CREDIT: Marvel Comics

Rating: 5/5 – A Hilarious Highlighting of Marvel Mistakes!
By ComicSpectrum senior reviewer Shawn Hoklas.

Let me start by saying that this book is really, really funny! There are multiple pages where I laughed out loud as Marvel pokes fun at itself by highlighting their errors throughout their long published history. If you aren’t aware, since Marvel doesn’t issue them anymore, Marvel used to “award” letter writing fans a “Marvel No-Prize” for writing in and letting the editors know of mistakes they found within issues of Marvel Comics. It was called a “No-Prize” since there was actually no tangible reward given to the continuity questioning fans other than an empty envelope, but it was a point of pride for these nit-picky readers.

In 1982, Marvel decided to highlight the their own mistakes with a whole issue dedicated to these errors! The idea behind this issue was credited to the Editor-in-Chief Jim Shooter with the help of writers and researches Jim Owsley, Roger Stern and Steven Grant. The book is narrated by Stan Lee in as he describes it, “caricature form”. Right off the bat, we’re introduced to a few mistakes that I actually went back and checked to see whether or not Marvel had corrected them in later reprints.
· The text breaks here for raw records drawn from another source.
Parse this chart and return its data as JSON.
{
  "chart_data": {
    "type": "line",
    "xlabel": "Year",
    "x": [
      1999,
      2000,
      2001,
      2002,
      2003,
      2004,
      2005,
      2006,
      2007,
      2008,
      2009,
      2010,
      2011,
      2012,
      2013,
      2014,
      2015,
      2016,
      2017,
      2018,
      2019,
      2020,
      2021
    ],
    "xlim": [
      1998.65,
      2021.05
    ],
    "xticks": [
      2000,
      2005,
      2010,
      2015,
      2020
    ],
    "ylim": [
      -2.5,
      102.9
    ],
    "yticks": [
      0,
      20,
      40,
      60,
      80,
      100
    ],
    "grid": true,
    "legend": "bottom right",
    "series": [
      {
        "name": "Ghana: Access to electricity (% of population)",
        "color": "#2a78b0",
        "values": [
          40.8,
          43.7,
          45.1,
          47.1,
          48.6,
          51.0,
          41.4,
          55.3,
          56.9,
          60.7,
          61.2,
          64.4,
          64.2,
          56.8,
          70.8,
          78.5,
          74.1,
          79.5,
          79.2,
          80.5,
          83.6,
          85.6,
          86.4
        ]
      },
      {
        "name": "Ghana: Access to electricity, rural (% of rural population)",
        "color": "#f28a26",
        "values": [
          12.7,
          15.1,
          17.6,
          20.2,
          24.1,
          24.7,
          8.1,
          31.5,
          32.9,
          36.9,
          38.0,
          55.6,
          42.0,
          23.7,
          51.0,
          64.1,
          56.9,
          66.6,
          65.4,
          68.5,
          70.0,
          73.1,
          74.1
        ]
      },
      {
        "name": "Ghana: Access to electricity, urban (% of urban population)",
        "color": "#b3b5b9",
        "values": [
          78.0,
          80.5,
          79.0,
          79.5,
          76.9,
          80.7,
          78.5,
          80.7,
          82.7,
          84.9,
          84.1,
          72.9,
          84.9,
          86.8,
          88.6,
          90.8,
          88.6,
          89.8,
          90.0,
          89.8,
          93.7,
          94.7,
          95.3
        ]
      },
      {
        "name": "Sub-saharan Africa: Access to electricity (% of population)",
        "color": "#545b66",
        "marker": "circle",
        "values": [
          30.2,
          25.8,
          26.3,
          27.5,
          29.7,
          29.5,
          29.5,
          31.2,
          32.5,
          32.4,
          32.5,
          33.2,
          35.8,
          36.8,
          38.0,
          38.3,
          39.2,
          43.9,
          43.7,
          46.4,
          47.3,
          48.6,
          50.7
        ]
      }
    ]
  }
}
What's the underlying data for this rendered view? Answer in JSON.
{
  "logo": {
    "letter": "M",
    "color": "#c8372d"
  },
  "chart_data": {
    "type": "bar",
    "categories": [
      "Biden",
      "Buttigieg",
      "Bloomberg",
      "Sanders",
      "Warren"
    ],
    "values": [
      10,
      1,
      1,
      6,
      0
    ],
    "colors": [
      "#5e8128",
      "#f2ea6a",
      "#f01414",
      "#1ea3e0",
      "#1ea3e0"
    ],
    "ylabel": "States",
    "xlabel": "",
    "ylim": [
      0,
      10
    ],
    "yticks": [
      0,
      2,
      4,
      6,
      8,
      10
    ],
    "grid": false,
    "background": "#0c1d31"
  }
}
For example, the first mistake highlighted is Peter Parker being called Peter Palmer, not once, but twice in Amazing Spider-Man number one. I pulled the Amazing Spider-Man Omnibus off the shelf and appreciated that they kept these mistakes in!

There’s another example of the Hulk’s alter ego being Dr. Don Blake, or Daredevil being drawn holding a gun, with a red holster that is part of his costume! Some of the mistakes are really surprising and it was a great walk through of Marvel’s history. My favorite parts of this issue though were the examples of Marvel poking fun at their own writing. There’s a highlighted scene that shows the Thing flying a jet by catching and holding a broken wing to the frame of the airplane, or another goof where in issue 219 of The Hulk, the villain Captain Barracuda is looking through a periscope in one panel, and in the next is shown wearing an eye-patch over the same eye he was just using. It’s examples like these that made this issue so enjoyable.

Marvel did a great job of pulling the panels right from the comics with a narration box that highlights the error. There are so many examples in this issue and I’ve only chosen a few so as to not spoil the surprises for you. As far as I know this issue hasn’t been collected, but it can be found as a back issue for pretty cheap. This is one of the funniest comics I’ve read in years and if you’re a fan of Marvel’s history, I can not recommend this book enough!